The COVID-19 pandemic has highlighted the effect on the climate and biodiversity of our businesses and lifestyles. Systemic disparities have significant implications for the sustainability of the infrastructure. PwC Malaysia’s most recent publication, ‘Rethinking ESG in a Post-COVID-19 Sense,’ explores what sustainability means to corporate environmental, social and governance considerations (ESG)1.
PwC’s SDG Challenge 2020 found that while 73% of Malaysian firms included Sustainable Development Goals2 (SDGs) in their surveys, only 20% had SDGs in their reported business strategy. As the SDGs outline the impact areas for ESG considerations, it is clear that for businesses, ESG has yet to become a central focus.

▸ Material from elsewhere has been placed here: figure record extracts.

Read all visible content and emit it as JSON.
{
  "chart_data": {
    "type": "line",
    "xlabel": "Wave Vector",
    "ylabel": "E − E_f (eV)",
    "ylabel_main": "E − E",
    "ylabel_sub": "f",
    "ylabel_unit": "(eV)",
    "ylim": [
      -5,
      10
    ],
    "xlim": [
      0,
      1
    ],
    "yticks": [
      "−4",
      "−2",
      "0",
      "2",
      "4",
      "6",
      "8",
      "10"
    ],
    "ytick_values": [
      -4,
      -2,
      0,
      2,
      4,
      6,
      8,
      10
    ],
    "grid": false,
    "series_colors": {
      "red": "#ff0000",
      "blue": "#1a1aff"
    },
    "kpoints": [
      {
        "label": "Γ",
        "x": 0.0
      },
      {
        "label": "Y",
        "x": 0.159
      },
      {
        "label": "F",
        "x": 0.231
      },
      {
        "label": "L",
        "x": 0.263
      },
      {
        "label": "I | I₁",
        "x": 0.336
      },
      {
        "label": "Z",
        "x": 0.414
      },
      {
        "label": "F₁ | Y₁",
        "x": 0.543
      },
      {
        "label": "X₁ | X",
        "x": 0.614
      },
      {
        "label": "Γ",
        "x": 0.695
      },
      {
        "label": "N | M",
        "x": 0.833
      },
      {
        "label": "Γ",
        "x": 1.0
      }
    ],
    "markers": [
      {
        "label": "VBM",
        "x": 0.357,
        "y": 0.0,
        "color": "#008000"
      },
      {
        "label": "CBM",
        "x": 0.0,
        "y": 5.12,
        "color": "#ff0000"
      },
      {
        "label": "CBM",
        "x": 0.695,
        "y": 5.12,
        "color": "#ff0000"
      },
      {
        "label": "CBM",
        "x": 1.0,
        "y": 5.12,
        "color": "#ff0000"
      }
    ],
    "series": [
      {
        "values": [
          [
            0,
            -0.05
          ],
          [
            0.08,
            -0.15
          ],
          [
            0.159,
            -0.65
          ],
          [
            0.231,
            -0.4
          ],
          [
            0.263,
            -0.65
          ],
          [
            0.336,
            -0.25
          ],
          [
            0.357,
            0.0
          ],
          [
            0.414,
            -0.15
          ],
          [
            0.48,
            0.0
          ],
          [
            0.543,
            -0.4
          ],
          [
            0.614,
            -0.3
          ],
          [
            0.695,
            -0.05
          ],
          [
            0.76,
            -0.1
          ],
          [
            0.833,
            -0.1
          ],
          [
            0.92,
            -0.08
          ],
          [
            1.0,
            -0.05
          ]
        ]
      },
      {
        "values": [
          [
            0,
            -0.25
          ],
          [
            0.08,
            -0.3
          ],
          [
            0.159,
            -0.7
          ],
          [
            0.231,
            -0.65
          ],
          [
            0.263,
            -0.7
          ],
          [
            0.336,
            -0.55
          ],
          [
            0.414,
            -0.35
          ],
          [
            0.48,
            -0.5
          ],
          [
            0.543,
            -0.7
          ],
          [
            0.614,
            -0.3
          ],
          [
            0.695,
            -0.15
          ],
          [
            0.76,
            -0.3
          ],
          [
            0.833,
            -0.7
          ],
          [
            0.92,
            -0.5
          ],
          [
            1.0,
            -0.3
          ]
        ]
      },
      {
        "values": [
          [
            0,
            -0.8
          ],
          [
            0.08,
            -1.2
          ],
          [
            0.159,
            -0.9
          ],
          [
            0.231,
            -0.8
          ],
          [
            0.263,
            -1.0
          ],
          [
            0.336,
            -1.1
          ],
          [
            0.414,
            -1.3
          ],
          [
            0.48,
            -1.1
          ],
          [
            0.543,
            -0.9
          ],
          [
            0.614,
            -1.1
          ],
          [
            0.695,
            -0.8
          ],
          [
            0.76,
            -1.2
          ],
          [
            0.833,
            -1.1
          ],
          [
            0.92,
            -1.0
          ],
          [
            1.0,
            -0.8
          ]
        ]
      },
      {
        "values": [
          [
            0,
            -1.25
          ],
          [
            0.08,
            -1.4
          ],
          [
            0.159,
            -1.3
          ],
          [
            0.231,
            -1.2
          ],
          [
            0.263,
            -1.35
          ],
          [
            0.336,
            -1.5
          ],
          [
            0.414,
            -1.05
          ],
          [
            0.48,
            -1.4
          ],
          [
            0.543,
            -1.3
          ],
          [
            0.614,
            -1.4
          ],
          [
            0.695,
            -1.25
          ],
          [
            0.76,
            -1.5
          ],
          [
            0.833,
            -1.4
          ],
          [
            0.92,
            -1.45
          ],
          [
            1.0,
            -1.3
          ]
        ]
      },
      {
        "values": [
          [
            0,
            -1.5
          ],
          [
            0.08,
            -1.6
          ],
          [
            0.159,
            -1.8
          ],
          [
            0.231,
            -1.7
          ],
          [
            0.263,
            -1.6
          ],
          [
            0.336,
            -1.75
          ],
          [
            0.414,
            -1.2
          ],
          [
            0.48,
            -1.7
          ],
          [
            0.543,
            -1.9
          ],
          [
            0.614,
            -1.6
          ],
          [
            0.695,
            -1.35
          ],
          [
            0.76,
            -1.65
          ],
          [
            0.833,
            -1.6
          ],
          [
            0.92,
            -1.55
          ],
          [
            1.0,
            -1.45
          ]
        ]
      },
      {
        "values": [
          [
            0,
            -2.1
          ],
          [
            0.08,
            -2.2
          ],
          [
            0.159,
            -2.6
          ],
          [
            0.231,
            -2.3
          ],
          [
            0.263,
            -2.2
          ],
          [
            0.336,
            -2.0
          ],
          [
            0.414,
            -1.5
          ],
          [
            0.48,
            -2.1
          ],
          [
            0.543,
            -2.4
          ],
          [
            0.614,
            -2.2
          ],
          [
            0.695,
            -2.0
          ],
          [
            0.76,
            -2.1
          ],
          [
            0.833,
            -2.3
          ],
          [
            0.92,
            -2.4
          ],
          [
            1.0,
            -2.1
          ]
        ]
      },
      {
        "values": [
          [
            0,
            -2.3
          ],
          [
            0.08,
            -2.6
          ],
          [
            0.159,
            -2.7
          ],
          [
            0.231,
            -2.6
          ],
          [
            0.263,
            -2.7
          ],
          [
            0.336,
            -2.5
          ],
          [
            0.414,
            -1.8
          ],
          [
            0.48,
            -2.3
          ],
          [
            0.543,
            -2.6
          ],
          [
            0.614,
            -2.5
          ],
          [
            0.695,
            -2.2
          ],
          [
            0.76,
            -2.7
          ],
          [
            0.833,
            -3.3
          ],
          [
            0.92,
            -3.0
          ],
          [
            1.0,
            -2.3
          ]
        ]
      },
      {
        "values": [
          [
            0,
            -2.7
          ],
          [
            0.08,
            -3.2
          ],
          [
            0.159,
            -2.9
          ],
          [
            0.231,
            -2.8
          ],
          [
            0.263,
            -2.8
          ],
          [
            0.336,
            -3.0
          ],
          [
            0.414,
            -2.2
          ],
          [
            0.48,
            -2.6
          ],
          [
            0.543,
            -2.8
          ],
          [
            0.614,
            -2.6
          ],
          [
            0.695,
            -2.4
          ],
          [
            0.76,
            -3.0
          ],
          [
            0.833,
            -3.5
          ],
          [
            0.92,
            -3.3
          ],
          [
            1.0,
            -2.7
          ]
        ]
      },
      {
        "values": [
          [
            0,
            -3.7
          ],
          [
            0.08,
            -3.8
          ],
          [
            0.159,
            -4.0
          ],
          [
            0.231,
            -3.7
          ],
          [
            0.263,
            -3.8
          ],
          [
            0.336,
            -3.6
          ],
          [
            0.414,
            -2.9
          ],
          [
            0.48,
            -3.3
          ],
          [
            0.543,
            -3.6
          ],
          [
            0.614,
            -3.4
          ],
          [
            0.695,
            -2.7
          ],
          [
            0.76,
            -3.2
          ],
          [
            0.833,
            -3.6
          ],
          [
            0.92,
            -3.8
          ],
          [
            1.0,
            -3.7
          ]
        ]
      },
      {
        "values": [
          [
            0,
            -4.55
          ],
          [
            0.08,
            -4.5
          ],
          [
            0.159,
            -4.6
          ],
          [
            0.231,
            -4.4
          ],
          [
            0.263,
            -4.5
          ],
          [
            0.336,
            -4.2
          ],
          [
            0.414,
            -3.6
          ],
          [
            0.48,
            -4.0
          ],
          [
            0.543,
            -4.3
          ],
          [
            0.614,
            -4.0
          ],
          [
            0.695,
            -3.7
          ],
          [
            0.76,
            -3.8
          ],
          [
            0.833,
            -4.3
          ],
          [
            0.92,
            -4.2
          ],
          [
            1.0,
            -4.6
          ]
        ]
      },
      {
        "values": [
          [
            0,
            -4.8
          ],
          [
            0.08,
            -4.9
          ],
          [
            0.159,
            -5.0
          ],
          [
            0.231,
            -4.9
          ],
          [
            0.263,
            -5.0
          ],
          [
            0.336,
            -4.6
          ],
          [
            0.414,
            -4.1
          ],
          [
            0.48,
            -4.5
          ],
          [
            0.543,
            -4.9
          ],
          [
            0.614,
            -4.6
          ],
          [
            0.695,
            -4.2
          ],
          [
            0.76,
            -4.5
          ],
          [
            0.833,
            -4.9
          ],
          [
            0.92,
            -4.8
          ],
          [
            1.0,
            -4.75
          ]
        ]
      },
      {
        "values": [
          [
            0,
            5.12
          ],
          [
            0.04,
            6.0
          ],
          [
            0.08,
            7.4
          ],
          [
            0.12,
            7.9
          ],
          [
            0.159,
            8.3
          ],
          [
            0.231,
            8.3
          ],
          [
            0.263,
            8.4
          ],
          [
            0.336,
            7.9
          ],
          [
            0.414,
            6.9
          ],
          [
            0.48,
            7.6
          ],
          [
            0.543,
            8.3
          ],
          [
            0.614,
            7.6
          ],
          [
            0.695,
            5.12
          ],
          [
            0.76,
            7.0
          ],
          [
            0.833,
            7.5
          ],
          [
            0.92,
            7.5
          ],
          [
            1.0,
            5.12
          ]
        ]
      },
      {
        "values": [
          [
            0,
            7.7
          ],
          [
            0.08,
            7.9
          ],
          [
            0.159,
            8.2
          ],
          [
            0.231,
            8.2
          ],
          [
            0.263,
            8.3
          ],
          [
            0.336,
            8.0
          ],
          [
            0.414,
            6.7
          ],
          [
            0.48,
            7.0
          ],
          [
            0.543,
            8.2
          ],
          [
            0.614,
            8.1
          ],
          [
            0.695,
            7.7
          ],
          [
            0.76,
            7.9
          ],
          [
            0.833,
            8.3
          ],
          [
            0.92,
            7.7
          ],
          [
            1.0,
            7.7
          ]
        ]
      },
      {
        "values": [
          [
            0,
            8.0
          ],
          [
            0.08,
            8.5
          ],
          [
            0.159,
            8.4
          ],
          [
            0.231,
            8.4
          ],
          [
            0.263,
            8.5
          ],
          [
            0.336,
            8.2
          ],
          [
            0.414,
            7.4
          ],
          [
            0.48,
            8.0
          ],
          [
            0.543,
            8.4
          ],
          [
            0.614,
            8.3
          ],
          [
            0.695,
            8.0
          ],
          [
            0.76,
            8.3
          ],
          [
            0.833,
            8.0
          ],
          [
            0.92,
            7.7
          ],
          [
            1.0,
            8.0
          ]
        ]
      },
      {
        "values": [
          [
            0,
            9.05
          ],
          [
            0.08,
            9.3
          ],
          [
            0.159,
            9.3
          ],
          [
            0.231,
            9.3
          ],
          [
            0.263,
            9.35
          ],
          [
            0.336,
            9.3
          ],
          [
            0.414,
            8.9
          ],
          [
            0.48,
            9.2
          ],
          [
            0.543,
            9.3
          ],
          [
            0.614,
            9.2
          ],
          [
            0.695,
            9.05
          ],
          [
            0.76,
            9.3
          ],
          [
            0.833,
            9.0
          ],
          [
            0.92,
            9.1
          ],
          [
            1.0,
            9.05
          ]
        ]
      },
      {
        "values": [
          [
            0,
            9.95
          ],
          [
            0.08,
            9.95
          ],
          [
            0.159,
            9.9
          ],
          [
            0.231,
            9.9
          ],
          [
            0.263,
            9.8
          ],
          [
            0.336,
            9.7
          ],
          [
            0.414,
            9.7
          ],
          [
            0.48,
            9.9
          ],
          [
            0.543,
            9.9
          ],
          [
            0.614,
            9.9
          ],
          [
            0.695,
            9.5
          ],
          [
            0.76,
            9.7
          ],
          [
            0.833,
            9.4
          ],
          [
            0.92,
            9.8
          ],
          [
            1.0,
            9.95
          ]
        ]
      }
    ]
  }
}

Dato’s Mohammad Faiz Azmi, Executive Chairman of PwC Malaysia, said “The pandemic was a wake-up call for more sustainable practises. Businesses concentrate on their mission and how they assess their effect – does this emphasis on profit alone or do social and environmental factors matter? It is an opportunity for businesses to create trust with consumers by highlighting their commitment to resolving ESG problems before it’s too late. A combined effort by corporations, governments and the public is required to enhance environmental and social practises. We are pleased that the determination of the Malaysian Government to accelerate the sustainability agenda is expressed in the recent 2021 budget.”
The post-COVID-19 Climate ‘Rethinking ESG’ publication discusses a range of factors that drive the sustainability challenge and how companies should be prepared to meet the sustainability challenges ahead.
Here are the 5 key catalysts driving the growth of ESG:
Investor expectations
Environmental and social factors are having a more significant influence over a company’s future performance and valuation. Returns on socially responsible investment indices are outperforming their conventional index counterparts.
Sustainability reporting
Global investors are calling for mandatory inclusion of climate risk disclosures in financial accounts for use by companies, banks, and investors in providing information to stakeholders. Bank Negara Malaysia (BNM) and Securities Commission Malaysia are also pushing for the adoption of reporting standards as recommended by the Task Force on Climate-related Financial Disclosures (TCFD) among local financial institutions.
Regulations
There has been an increasing need to address scrutiny and adverse public reaction over environmental and social concerns in several sectors, especially when they are subject to more stringent foreign regulations.
Fiscal policies
Incentives to promote responsible behaviour can propel companies to be sustainable. Budget 2021 introduced Malaysia’s first sustainable bond, as well as the extension of the successful Green Technology Financing Scheme (GTFS) to encourage the private sector to participate in green technology.
Customer behaviour
PwC’s Global Market Insights Survey 2020 research showed a strong sense of sustainability and civic duty. 52% In Southeast Asia, our respondents say they want companies to be responsible for their environmental effects. 52% even say they’d stop using plastic wherever possible.
Studies have shown that investors turn to public information and third party research when they assess companies’ ESG practices. Companies need to ensure that material ESG risks, opportunities, and strategic decisions are consistently and transparently disclosed to all stakeholders. “The time is now for you to seize the opportunity to build trust with investors and the communities you operate in, and future proof your business via sustainability,” said PwC Malaysia.
Download ‘Rethinking ESG in a post COVID-19 world’ here: pwc.com/my/rethinkingesg or visit pwc.com/my for more insights on responding to the business impacts of COVID-19.